Он зажег сигару, уселся в кресло и продиктовал:

— Изучение эндокринных желез — пишите лучше: желез внутренней секреции — находится еще в начальной стадии. Только в 1891 году Броун-Секар и д'Арсонваль опубликовали свои работы о вытяжках из этих желез и об их применении для подкожных впрыскиваний, как о терапевтическом методе. — Начало ясное?

— Анри знает, что такое внутренняя секреция?

— Гм... гм... Да, пожалуй, скобка не будет излишней. Напишем так: Если некоторые железы, как, например, слезные, выделяют свою секрецию наружу, то есть и другие, которые, выделяют ее непосредственно в кровь и этим изменяют ее химический состав. Перечислим главные железы внутренней секреции: щитовидная, помещенная возле гортани, и тимус у основания шеи; потом плексус...

— О! — воскликнула, улыбаясь, секретарша.

— Я вам говорил, что я ударяюсь в подробности. Ладно, напишите вместо «плексус» — «и тому подобное». — Функции этих органов далеко, не вполне еще исследованы, между тем, существуют доказательства, что они выделяют микроскопические тела, называемые энзомами или гормонами, химический состав которых неизвестен, но которые оказывают действие на другие органы, иногда расположенные на значительных расстояниях, и не прибегают для этого к помощи нервной системы. — Привести пример?
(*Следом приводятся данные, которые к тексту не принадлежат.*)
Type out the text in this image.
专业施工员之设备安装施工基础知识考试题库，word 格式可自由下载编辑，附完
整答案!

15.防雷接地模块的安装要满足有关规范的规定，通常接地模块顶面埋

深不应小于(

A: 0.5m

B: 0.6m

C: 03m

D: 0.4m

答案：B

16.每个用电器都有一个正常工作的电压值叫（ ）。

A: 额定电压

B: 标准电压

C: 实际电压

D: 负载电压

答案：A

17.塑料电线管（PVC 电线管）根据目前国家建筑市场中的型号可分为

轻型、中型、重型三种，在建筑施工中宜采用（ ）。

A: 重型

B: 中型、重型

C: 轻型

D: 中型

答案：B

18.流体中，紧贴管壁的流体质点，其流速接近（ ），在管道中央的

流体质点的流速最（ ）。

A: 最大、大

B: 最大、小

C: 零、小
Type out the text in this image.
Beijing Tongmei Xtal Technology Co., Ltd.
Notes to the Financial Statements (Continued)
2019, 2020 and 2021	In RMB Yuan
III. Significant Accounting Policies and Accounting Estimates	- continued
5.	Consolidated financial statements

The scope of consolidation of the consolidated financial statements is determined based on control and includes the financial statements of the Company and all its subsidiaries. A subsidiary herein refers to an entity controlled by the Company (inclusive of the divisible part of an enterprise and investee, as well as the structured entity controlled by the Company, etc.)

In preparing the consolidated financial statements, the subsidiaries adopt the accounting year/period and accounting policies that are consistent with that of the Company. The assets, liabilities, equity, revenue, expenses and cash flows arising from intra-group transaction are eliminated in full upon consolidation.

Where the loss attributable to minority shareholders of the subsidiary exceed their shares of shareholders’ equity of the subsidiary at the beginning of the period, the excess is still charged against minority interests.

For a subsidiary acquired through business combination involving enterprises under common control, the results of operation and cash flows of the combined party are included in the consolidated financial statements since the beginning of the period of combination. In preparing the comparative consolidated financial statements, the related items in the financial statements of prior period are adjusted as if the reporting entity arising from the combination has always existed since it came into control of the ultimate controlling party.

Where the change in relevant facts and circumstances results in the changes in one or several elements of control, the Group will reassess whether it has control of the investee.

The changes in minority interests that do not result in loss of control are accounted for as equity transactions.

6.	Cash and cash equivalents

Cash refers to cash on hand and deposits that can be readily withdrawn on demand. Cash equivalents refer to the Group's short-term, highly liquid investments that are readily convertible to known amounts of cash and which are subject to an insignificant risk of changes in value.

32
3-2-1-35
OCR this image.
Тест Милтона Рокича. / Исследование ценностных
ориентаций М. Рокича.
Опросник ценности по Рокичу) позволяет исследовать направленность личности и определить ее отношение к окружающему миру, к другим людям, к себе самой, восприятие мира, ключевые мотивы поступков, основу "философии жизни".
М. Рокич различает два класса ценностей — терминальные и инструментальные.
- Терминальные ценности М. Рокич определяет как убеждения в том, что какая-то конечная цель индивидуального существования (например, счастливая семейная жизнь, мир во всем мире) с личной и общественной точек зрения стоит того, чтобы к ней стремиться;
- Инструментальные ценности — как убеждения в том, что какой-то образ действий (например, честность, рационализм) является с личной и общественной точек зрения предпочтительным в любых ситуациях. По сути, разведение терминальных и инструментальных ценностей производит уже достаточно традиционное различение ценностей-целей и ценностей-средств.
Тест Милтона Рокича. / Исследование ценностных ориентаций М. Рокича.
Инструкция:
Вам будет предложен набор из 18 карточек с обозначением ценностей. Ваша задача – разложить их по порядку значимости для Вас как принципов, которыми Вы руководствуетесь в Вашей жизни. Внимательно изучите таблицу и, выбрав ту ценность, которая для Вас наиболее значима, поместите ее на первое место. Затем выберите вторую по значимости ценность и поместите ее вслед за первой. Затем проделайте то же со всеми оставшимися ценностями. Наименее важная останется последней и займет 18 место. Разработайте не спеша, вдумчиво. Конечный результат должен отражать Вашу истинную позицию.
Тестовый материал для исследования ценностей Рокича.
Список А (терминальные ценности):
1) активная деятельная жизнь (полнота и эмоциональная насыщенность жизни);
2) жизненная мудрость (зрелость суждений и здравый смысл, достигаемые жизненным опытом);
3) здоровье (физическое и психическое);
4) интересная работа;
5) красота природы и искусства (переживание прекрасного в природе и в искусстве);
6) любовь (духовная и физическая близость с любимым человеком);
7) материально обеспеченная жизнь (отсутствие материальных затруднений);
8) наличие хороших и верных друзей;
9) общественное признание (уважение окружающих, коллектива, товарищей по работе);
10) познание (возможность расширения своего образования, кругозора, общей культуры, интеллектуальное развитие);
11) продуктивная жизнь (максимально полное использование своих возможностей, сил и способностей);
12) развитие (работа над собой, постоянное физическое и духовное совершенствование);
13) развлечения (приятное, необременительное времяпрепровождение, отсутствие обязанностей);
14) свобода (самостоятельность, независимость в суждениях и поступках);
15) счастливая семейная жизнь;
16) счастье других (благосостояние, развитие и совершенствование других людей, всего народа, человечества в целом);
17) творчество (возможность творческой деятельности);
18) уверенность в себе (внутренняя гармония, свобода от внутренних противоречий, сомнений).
— Опыт Миронова, мне кажется, достаточно ясен.

— Великолепно. — В качестве примера приведем классический опыт Миронова. Известно, что у всех млекопитающих молочные железы начинают работать только через несколько дней после разрешения от родов, но, если предварительно перерезать нервы, ведущие к молочной железе козы, выделение молока произойдет в любое время и так же обильно, как у нормального животного. Другой пример, еще более показательный, предлагает нам случай с обезьяной Роза-Жозеф. Когда Роза сделалась матерью...

— Гм... — произнесла Алинь: — Анри еще слишком молод.

— Да, вы правы. Зачеркните.

— Эти микроскопические организмы, живущие собственной жизнью, играют роль возбудителей. Уже давно подозревали, что одна и та же железа производит несколько категорий этих организмов. Шарль Зоммервиль считает возможным доказать, что щитовидная железа производит не менее трех субстанций, из которых одна, которую он назвал ферментом «Жи», как видно, обладает способностью возбуждать к деятельности и омолаживать клетки во всех частях тела. — Но я не хочу слишком утвердительно высказываться об этом.

— Но нужно изложить результаты опытов над собаками и обезьянами; ведь, они очень показательны.

— Давайте, изложим. На чем вы остановились?

Непокорный локон на ее виске снова задел его. Она смотрела на него своим открытым вопросительным взглядом, и он заменял слова, которые просились на его язык, первыми попавшимися незначительными фразами.

— Дорогой друг, у вас тут локон, о котором я не могу сказать ничего плохого, потому что он принадлежит вам, но он смущает мой покой. Не будете ли вы так великодушны, и не заставите ли вы этот локон лечь на место, когда мы работаем с вами.

— Клянусь, я уберу его.

— Вы, конечно, вправе смеяться над моим легкомыслием. Волосы красивой особы касаются моего лица, и я сейчас же забываю то, что мне нужно сказать.